【KAC/甘くないお仕事SS7】闇色を纏う

滝野れお

闇色を纏う

 闇に包まれた王宮の使用人宿舎。

 シンと静まった宿舎を見張るのは、木立に身を隠した黒マントの男──化粧師のオーギュストだ。


 彼がここに居るのは、もちろん黒狼隊の隊長であるイザックの命令だ。

 そしてイザックの読み通り、闇に乗じて宿舎から出てくる人影があった。


(うーわ、マジでウケるんだけど)


 オーギュストはクックッと忍び笑いをすると、人影を捕らえるべく動き出した。



〇〇



 昼間、キアが階段から落ちたことは知っていた。

 その経緯や、イザックが受け止めて事なきを得たこともキア自身から聞いていた。彼女いわく、足に何かがぶつかって足がもつれたらしい。


 キアの足にぶつかったものは木片だった。

 石造りの階段の上に転がる異質な木片を、イザックが気づかぬはずがない。当然、それを投げた者の姿も素早く見つけた事だろう。


『ラウルを調べろ。逃げ出すようなら捕らえて連れて来い』


 イザックにそう命じられた時、オーギュストはポカンとした。

 嫉妬からの職権乱用かよ──とすら思ったが、自分の気持ちにすら気づいていない朴念仁が、そんな事をするはずがない。

 とは言え、あの氷の貴公子に春が訪れたことは確かだ。


 オーギュストは、黒狼隊の隊員である以前にイザック子飼いの従僕だった。

 子供を家畜のように働かせる人身売買の組織から救ってもらって以来、オーギュストはイザックの傍で彼を見て来た。だから知っている。イザックという男は感情よりも効率で物を判断する──あの凍てついたアイスブルーの瞳に温かみが灯ることはないのだと。


 実際、オーギュストが四六時中黒いマントを纏い、顔をフードで隠し続けても、今の今までイザックが気にかけてくれたことはない。

 オーギュストがどんな気持ちで闇色を纏っているのか、そんな事は彼にとって重要ではないのだ。

 淋しい気もしたが、それはそれで仕方がない。助けてもらい、居場所を与えてもらっただけで有難いのだから。


 そんな氷のような心を持った男が、この半年でみるみる人間らしくなってきた。

 オーギュストにとってそれは、芝居小屋の寸劇を見るよりもずっと面白かった。


 

〇〇



 王宮庭園の地下に隠された薄暗い部屋で、ラウルの取り調べが始まった。


「おまえの出身は、西のベルミ辺境伯領にある小さな村だと書類に記されていたが──嘘だな?」


 イザックのアイスブルーの瞳がキラリと冷たく光った途端、ラウルがヒッと息を呑んだ。


「本当は、ナヴィア王国から来たのだろう? 白状すれば命は取らない。おまえにこの仕事を命じたのは誰だ?」


「そ、それは……」


「もうバレてんだから早く喋っちゃった方が良いよ~。この人を怒らせたら、スパイ容疑で処刑なんてことにもなりかねないし!」


 オーギュストは応援のつもりでそう言ったのに、イザックにギロリと睨まれてしまった。

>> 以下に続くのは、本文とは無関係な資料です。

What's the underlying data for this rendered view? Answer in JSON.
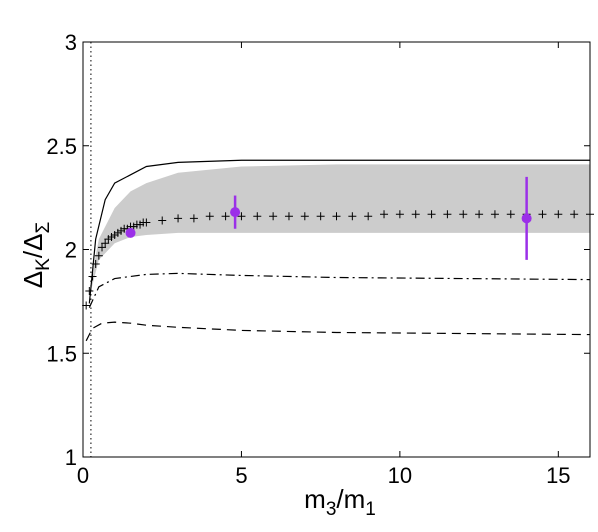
{
  "chart_data": {
    "type": "line",
    "title": "",
    "xlabel": {
      "main": "m",
      "sub1": "3",
      "mid": "/m",
      "sub2": "1"
    },
    "ylabel": {
      "main": "Δ",
      "sub1": "K",
      "mid": "/Δ",
      "sub2": "Σ"
    },
    "xlim": [
      0,
      16
    ],
    "ylim": [
      1,
      3
    ],
    "xticks": [
      0,
      5,
      10,
      15
    ],
    "xtick_labels": [
      "0",
      "5",
      "10",
      "15"
    ],
    "yticks": [
      1,
      1.5,
      2,
      2.5,
      3
    ],
    "ytick_labels": [
      "1",
      "1.5",
      "2",
      "2.5",
      "3"
    ],
    "grid": false,
    "vertical_dotted_line_x": 0.25,
    "band": {
      "x": [
        0.25,
        0.5,
        1,
        1.5,
        2,
        3,
        5,
        8,
        12,
        16
      ],
      "upper": [
        1.85,
        2.05,
        2.2,
        2.28,
        2.32,
        2.37,
        2.4,
        2.41,
        2.41,
        2.41
      ],
      "lower": [
        1.8,
        1.95,
        2.03,
        2.06,
        2.07,
        2.08,
        2.08,
        2.08,
        2.08,
        2.08
      ],
      "color": "#cccccc"
    },
    "series": [
      {
        "style": "solid",
        "x": [
          0.2,
          0.4,
          0.7,
          1,
          1.5,
          2,
          3,
          5,
          8,
          12,
          16
        ],
        "y": [
          1.74,
          2.05,
          2.24,
          2.32,
          2.36,
          2.4,
          2.42,
          2.43,
          2.43,
          2.43,
          2.43
        ]
      },
      {
        "style": "plus",
        "x": [
          0.1,
          0.2,
          0.3,
          0.4,
          0.5,
          0.6,
          0.7,
          0.8,
          0.9,
          1.0,
          1.1,
          1.2,
          1.3,
          1.4,
          1.5,
          1.6,
          1.7,
          1.8,
          1.9,
          2.0,
          2.5,
          3.0,
          3.5,
          4.0,
          4.5,
          5.0,
          5.5,
          6.0,
          6.5,
          7.0,
          7.5,
          8.0,
          8.5,
          9.0,
          9.5,
          10.0,
          10.5,
          11.0,
          11.5,
          12.0,
          12.5,
          13.0,
          13.5,
          14.0,
          14.5,
          15.0,
          15.5,
          16.0
        ],
        "y": [
          1.73,
          1.8,
          1.87,
          1.93,
          1.97,
          2.01,
          2.03,
          2.05,
          2.06,
          2.07,
          2.08,
          2.09,
          2.1,
          2.1,
          2.11,
          2.11,
          2.12,
          2.12,
          2.13,
          2.13,
          2.14,
          2.15,
          2.15,
          2.16,
          2.16,
          2.16,
          2.16,
          2.16,
          2.16,
          2.16,
          2.16,
          2.16,
          2.16,
          2.16,
          2.17,
          2.17,
          2.17,
          2.17,
          2.17,
          2.17,
          2.17,
          2.17,
          2.17,
          2.17,
          2.17,
          2.17,
          2.17,
          2.17
        ]
      },
      {
        "style": "dashdot",
        "x": [
          0.2,
          0.5,
          1,
          1.5,
          2,
          3,
          5,
          8,
          12,
          16
        ],
        "y": [
          1.72,
          1.82,
          1.86,
          1.87,
          1.88,
          1.885,
          1.875,
          1.865,
          1.86,
          1.855
        ]
      },
      {
        "style": "dashed",
        "x": [
          0.1,
          0.3,
          0.6,
          1,
          1.5,
          2,
          3,
          5,
          8,
          12,
          16
        ],
        "y": [
          1.56,
          1.62,
          1.645,
          1.65,
          1.645,
          1.635,
          1.625,
          1.61,
          1.6,
          1.595,
          1.59
        ]
      }
    ],
    "points": [
      {
        "x": 1.5,
        "y": 2.08,
        "yerr": 0.02
      },
      {
        "x": 4.8,
        "y": 2.18,
        "yerr": 0.08
      },
      {
        "x": 14.0,
        "y": 2.15,
        "yerr": 0.2
      }
    ],
    "points_color": "#9b30e8"
  }
}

「お、俺はただの情報屋だ! キアって娘を探してくれと頼まれただけなんだ! 見つけたら会えるようにして欲しいとも頼まれたけど、スパイだなんてそんな大それたことはしてないよ!」


 イザックの睨みが効いたのか、ラウルは怯えながら話し始めた。

 依頼主であるレヴァンケル王子の名前が出ると、イザックは満足そうに頷いた。


「では、おまえは今日付けで解雇だ。依頼主には、卑怯な真似をしても無駄だと言っておけ」


 微笑みすら浮かべてそう言い切る男が、未だに己の気持ちに気づいていないとは。


(ああ、面白れぇ)


 オーギュストは笑いをかみ殺しつつ、黒いフードの影から羨ましげに主の顔を見上げた。


 イザックの凍てついた瞳に温かみが灯ったように、いつか誰かが自分の纏う闇に気づき、光をあててくれるかも知れない。

 そんな日が来ることを願いつつ、オーギュストは黒マントのフードを引っ張った。